VOCE
ROVIGO
13.02.2020 - 22:53
ROVIGO - Il 14 febbraio, festa degli innamorati, coincide anche con la giornata mondiale dell'epilessia. Valentino da Terni, santo e martire cristiano, infatti, oltre a essere patrono degli innamorati è anche protettore degli epilettici.
L'epilessia, ancora oggi, è una malattia molto stigmatizzata, quasi un tabù, verso la quale prevale uno spirito di diffidenza. La parola epilessia significa 'essere colti di sorpresa' e, nell'antichità, era anche chiamata 'il morbo sacro' essendo considerato un intervento diretto della divinità nella vita dell'uomo. Per questo abbiamo deciso di intervistare il dottor Roberto L'erario, direttore UOC Neurologia, e la dottoressa Monica Zamagni, responsabile del centro epilessie dell'ospedale di Rovigo.

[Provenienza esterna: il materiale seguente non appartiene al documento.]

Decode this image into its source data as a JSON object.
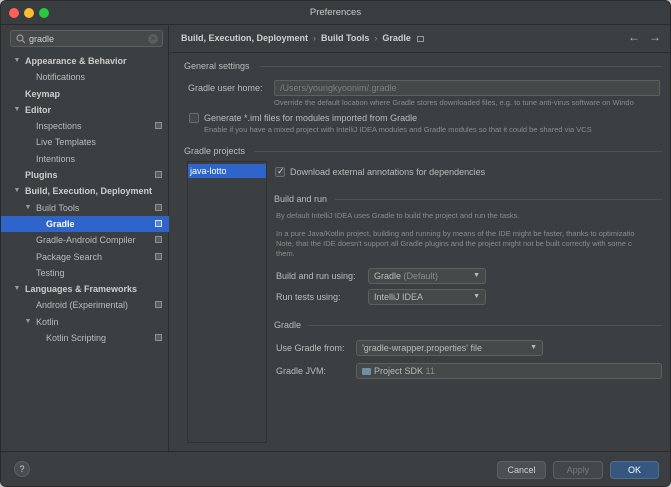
{
  "window": {
    "title": "Preferences"
  },
  "search": {
    "value": "gradle"
  },
  "sidebar": {
    "items": [
      {
        "label": "Appearance & Behavior"
      },
      {
        "label": "Notifications"
      },
      {
        "label": "Keymap"
      },
      {
        "label": "Editor"
      },
      {
        "label": "Inspections"
      },
      {
        "label": "Live Templates"
      },
      {
        "label": "Intentions"
      },
      {
        "label": "Plugins"
      },
      {
        "label": "Build, Execution, Deployment"
      },
      {
        "label": "Build Tools"
      },
      {
        "label": "Gradle"
      },
      {
        "label": "Gradle-Android Compiler"
      },
      {
        "label": "Package Search"
      },
      {
        "label": "Testing"
      },
      {
        "label": "Languages & Frameworks"
      },
      {
        "label": "Android (Experimental)"
      },
      {
        "label": "Kotlin"
      },
      {
        "label": "Kotlin Scripting"
      }
    ]
  },
  "breadcrumb": {
    "part1": "Build, Execution, Deployment",
    "part2": "Build Tools",
    "part3": "Gradle"
  },
  "general": {
    "title": "General settings",
    "user_home_label": "Gradle user home:",
    "user_home_value": "/Users/youngkyoonim/.gradle",
    "user_home_hint": "Override the default location where Gradle stores downloaded files, e.g. to tune anti-virus software on Windo",
    "iml_label": "Generate *.iml files for modules imported from Gradle",
    "iml_hint": "Enable if you have a mixed project with IntelliJ IDEA modules and Gradle modules so that it could be shared via VCS"
  },
  "projects": {
    "title": "Gradle projects",
    "items": [
      "java-lotto"
    ],
    "download_annotations_label": "Download external annotations for dependencies"
  },
  "build_and_run": {
    "title": "Build and run",
    "hint1": "By default IntelliJ IDEA uses Gradle to build the project and run the tasks.",
    "hint2": "In a pure Java/Kotlin project, building and running by means of the IDE might be faster, thanks to optimizatio",
    "hint3": "Note, that the IDE doesn't support all Gradle plugins and the project might not be built correctly with some c",
    "hint4": "them.",
    "build_run_label": "Build and run using:",
    "build_run_value": "Gradle",
    "build_run_suffix": "(Default)",
    "run_tests_label": "Run tests using:",
    "run_tests_value": "IntelliJ IDEA"
  },
  "gradle": {
    "title": "Gradle",
    "use_from_label": "Use Gradle from:",
    "use_from_value": "'gradle-wrapper.properties' file",
    "jvm_label": "Gradle JVM:",
    "jvm_value": "Project SDK",
    "jvm_version": "11"
  },
  "footer": {
    "help": "?",
    "cancel": "Cancel",
    "apply": "Apply",
    "ok": "OK"
  }
}
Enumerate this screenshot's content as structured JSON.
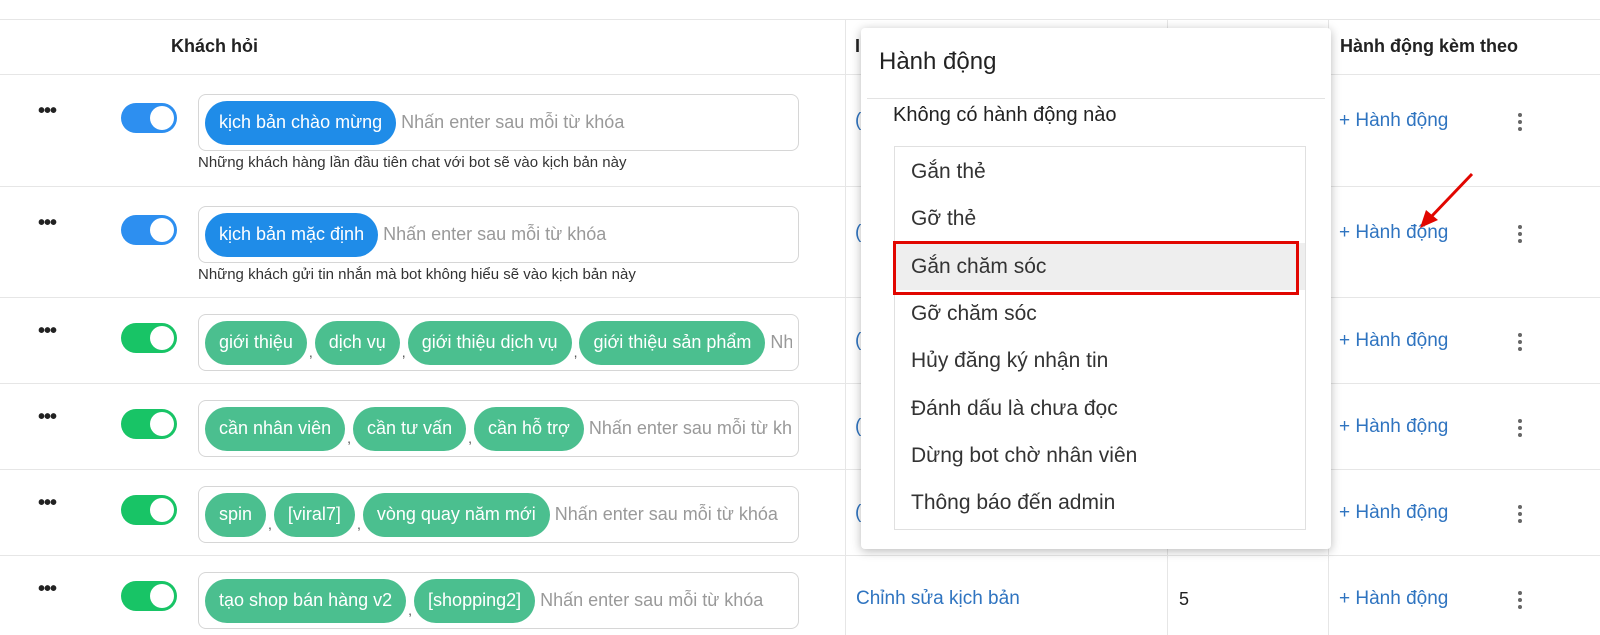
{
  "header": {
    "col_question": "Khách hỏi",
    "col_partial": "I",
    "col_followup": "Hành động kèm theo"
  },
  "keyword_placeholder": "Nhấn enter sau mỗi từ khóa",
  "partial_placeholder": "Nhấ",
  "rows": [
    {
      "toggle_color": "blue",
      "tags": [
        "kịch bản chào mừng"
      ],
      "description": "Những khách hàng lần đầu tiên chat với bot sẽ vào kịch bản này",
      "partial_link": "(",
      "action": "+ Hành động"
    },
    {
      "toggle_color": "blue",
      "tags": [
        "kịch bản mặc định"
      ],
      "description": "Những khách gửi tin nhắn mà bot không hiểu sẽ vào kịch bản này",
      "partial_link": "(",
      "action": "+ Hành động"
    },
    {
      "toggle_color": "green",
      "tags": [
        "giới thiệu",
        "dịch vụ",
        "giới thiệu dịch vụ",
        "giới thiệu sản phẩm"
      ],
      "partial_link": "(",
      "action": "+ Hành động"
    },
    {
      "toggle_color": "green",
      "tags": [
        "cần nhân viên",
        "cần tư vấn",
        "cần hỗ trợ"
      ],
      "partial_link": "(",
      "action": "+ Hành động"
    },
    {
      "toggle_color": "green",
      "tags": [
        "spin",
        "[viral7]",
        "vòng quay năm mới"
      ],
      "partial_link": "(",
      "action": "+ Hành động"
    },
    {
      "toggle_color": "green",
      "tags": [
        "tạo shop bán hàng v2",
        "[shopping2]"
      ],
      "edit_link": "Chỉnh sửa kịch bản",
      "count": "5",
      "action": "+ Hành động"
    }
  ],
  "dropdown": {
    "title": "Hành động",
    "none_label": "Không có hành động nào",
    "items": [
      "Gắn thẻ",
      "Gỡ thẻ",
      "Gắn chăm sóc",
      "Gỡ chăm sóc",
      "Hủy đăng ký nhận tin",
      "Đánh dấu là chưa đọc",
      "Dừng bot chờ nhân viên",
      "Thông báo đến admin"
    ],
    "active_item": "Gắn chăm sóc"
  },
  "colors": {
    "blue_tag": "#1f8ce8",
    "green_tag": "#4bbf8f",
    "link": "#2f74c0",
    "highlight": "#e10600"
  }
}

"L'epilessia è una malattia che è ancora molto stigmatizzata alla quale, nel passato, erano legati a miti o luoghi comuni che, ancora oggi, ci trasciniamo dietro - racconta la dottoressa Zamagni - Questo non fa che aumentare la diffidenza verso questa malattia e la rende più difficile da accettare. È una malattia del giovane, nella maggior parte dei casi la patologia viene curata perché si tratta di una malattia molto studiata dove, anche dal punto di vista dei farmaci, ci sono molte ricerche ed investimenti. Questo, nella maggior parte dei casi, la rende una malattia compatibile con un tipo di vita normale, non è facile, invece, l'accettazione. Conoscere l'epilessia significa anche saperla accettare e averne meno paura".
Zamagni prosegue: "La stragrande maggioranza dei pazienti epilettici svolge una vita assolutamente e del tutto e sono indistinguibili dal resto della popolazione. Poi c'è una piccola quota di pazienti, i cosìddetti farmaco resistenti o che hanno un'epilessia lesionale, la cui vita, per questo, potrebbe subire delle limitazioni; ma ribadisco, si tratta davvero di una percentuale bassissima".
"Quando si parla di epilessia, anche se sarebbe più corretto parlare di epilessie, al plurale, si parla di una malattia cronica che quindi si ripresenta nel corso del tempo. Nel caso in cui si verifichi una sola crisi epilettica si parla di attacco convulsivo e qui i fattori che lo determinano possono essere diversi - continua il dottor L'erario - Proprio per questo motivo, tendenzialmente, la prima crisi non viene trattata (dal punto di vista farmacologico) perché potrebbe trattarsi di un episodio isolato. Poi, naturalmente bisogna capire cos'abbia determinato la crisi epilettica. Se i pazienti epilettici sono circa l'1% della popolazione, la percentuale di popolazione che ha avuto un singolo attacco convulsivo può salire fino al 5%".